People who own and drive cars in cities are often criticized for the congested roads and surrounding highways. But if you’ve ever tried to cram a drum set and his 10 bags of groceries into a bus, subway, or cab, or rent a car and head out of town on a busy summer weekend, the set is sturdy. The wheels – for you, not everyone – are your friends. Also, how many of us travel a lot and the Uber guy shows up, finds out you’re going to the airport, takes your bag and turns you down on the spot? Ownership is power.
Here’s a list of new wheels that I personally beat and punished and thought were the “best” for city dwellers.
2023 Kia Soul
It’s small, cute, and totally non-aggressive looking, easy to spot in a parking lot, and able to squeeze through and squeeze around a lot of traffic. Minimal in design, grille and reshaped headlamps. You can also choose 17″ or 18″ wheels. The engine is his 2.0-liter 4-cylinder with 147 hp like a lawnmower, as you’d expect from such a little guy. Prices start at a modest $22,550.
2023 Mazda3 Hatchback
The Mazda3 hatchback’s oval shape, mini size and reliability make it a solid choice for city dwellers. In our recent tests, we had no problem with a portable PA system, two guitars, an amp, and two adults. The third row of seats can actually fit a creature larger than a ventriloquist’s dummy. It also has quick acceleration and (relatively) sporty driving dynamics, as well as the option of a powerful turbocharged engine. The base price of $23,550 won’t break the bank either.
2023 Jeep Wrangler
Its controls are as numbing as the Novocain, its boxy shape impedes all sorts of real highway speeds, and its mileage is a meager city/highway at 15/19 MPG, but the Wrangler is the other Express your urban cowboy like a vehicle. Take this out of town for true off-road fun, or head to the beach to experience the best cowabanga this side of Malibu. . The noisy interior prevents useless conversations, making it perfect for strong-willed and taciturn types. Finally, it fits easily in an urban parking space and the people you share the road with will look up to you, but having visible tats and a shaved head helps. (Quite!) Rise.
2023 Mazda MX-5
While the previous nickname of “Miata” was a much more creative and fun name than the bland “MX-5” as tofu, this peanut-sized vehicle flew around traffic jams like a butterfly. It floats, and its power and torque through its optional six-speed shifter stings like a bee. It also squeezes into tight parking lots and small spaces near fire hydrants that are too fat to be considered in an Escalade or Yukon.
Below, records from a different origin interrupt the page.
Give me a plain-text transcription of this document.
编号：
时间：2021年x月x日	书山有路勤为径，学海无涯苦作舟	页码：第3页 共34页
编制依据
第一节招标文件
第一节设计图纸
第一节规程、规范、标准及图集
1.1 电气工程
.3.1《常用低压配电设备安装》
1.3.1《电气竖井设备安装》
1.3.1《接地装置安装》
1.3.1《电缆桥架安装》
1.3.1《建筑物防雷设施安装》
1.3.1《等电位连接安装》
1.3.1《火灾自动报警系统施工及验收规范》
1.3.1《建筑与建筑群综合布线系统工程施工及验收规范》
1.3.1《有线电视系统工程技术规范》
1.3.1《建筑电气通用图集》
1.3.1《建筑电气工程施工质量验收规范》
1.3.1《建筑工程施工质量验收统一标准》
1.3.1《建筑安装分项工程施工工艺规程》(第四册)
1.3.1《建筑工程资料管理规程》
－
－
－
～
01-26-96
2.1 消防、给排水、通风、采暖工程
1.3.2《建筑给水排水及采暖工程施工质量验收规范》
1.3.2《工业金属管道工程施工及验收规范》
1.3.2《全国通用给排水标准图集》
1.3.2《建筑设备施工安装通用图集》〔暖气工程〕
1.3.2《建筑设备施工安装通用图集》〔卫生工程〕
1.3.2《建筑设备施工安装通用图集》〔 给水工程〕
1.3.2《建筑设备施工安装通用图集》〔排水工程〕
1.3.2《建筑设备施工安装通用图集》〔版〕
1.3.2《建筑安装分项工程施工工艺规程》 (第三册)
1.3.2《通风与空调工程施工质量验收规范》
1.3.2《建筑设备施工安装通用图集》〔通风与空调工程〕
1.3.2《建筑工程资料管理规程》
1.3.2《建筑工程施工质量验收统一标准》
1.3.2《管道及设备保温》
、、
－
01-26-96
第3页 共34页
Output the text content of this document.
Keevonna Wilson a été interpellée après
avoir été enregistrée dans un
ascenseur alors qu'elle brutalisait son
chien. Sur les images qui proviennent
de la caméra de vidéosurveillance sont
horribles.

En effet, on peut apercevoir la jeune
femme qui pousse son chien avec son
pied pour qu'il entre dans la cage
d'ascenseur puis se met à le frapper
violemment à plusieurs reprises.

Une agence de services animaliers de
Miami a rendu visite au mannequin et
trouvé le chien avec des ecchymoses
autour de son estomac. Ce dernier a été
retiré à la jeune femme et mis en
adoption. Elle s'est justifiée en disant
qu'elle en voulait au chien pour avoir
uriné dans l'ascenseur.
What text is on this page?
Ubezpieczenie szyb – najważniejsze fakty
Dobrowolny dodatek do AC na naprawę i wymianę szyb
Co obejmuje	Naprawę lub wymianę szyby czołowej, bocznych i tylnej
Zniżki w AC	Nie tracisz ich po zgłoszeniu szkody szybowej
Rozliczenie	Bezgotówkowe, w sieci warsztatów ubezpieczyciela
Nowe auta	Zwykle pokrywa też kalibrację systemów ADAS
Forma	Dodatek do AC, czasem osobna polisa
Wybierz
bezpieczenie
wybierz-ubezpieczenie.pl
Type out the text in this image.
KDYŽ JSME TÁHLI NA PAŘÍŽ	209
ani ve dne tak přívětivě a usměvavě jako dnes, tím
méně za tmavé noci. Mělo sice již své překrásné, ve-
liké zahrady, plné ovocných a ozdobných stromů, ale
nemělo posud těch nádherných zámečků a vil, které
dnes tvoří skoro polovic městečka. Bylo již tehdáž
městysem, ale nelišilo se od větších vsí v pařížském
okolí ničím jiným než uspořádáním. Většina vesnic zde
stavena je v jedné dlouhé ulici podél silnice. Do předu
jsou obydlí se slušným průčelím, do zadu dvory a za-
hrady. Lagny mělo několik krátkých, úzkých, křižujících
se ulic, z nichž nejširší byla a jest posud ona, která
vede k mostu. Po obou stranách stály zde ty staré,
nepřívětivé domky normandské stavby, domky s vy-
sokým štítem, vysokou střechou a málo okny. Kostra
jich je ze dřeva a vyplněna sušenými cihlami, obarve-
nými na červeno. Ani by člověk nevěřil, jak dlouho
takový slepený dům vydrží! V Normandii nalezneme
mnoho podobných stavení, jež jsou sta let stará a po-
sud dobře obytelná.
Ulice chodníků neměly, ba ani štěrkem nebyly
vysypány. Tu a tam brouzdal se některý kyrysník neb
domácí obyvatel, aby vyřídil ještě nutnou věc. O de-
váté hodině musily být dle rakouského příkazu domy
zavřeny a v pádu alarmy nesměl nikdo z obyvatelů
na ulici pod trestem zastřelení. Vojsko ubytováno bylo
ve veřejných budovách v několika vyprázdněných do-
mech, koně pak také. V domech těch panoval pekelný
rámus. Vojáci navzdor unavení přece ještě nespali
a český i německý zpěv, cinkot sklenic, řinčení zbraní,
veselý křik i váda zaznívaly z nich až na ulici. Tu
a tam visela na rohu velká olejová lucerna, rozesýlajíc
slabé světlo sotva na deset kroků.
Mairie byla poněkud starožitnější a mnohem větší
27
One caveat with the MX-5 is its lack of storage, but this doesn’t mean you can’t ask a friend to help you move, or be automatically elected gang driver after a night out. That diminutive engine actually feels very powerful when you downshift and step on, and if you choose the best-equipped Grand Touring model, Its taste is really attractive. The number one tip, though, is to leave it at home during a blizzard. Prices are from under his 30K.
2023 mini cooper
When it comes to maneuverability, parking ease and driving fun, the Mini Cooper is hard to beat. Measuring 152.2 inches long, 68 inches wide and 55.7 inches high, it can actually be folded up and brought inside an apartment. It can also take off quickly with the base turbocharged 1.5-liter 3-cylinder engine with 134 horsepower and 162 lb-ft of torque, and whether on the road or in town, its handling, braking and high-end suspension are just like his BMW. Sharp. (BMW is Mini’s parent company.) What’s the downside? It’s small – like ‘not for big tall people’. Also, by all accounts, repairs cost money. If it still works, you’ll probably fall in love with your little guy more than this hatchback or crossover, with prices starting below his $30,000 (barely) and going up (a lot!) from there. Also comes electric.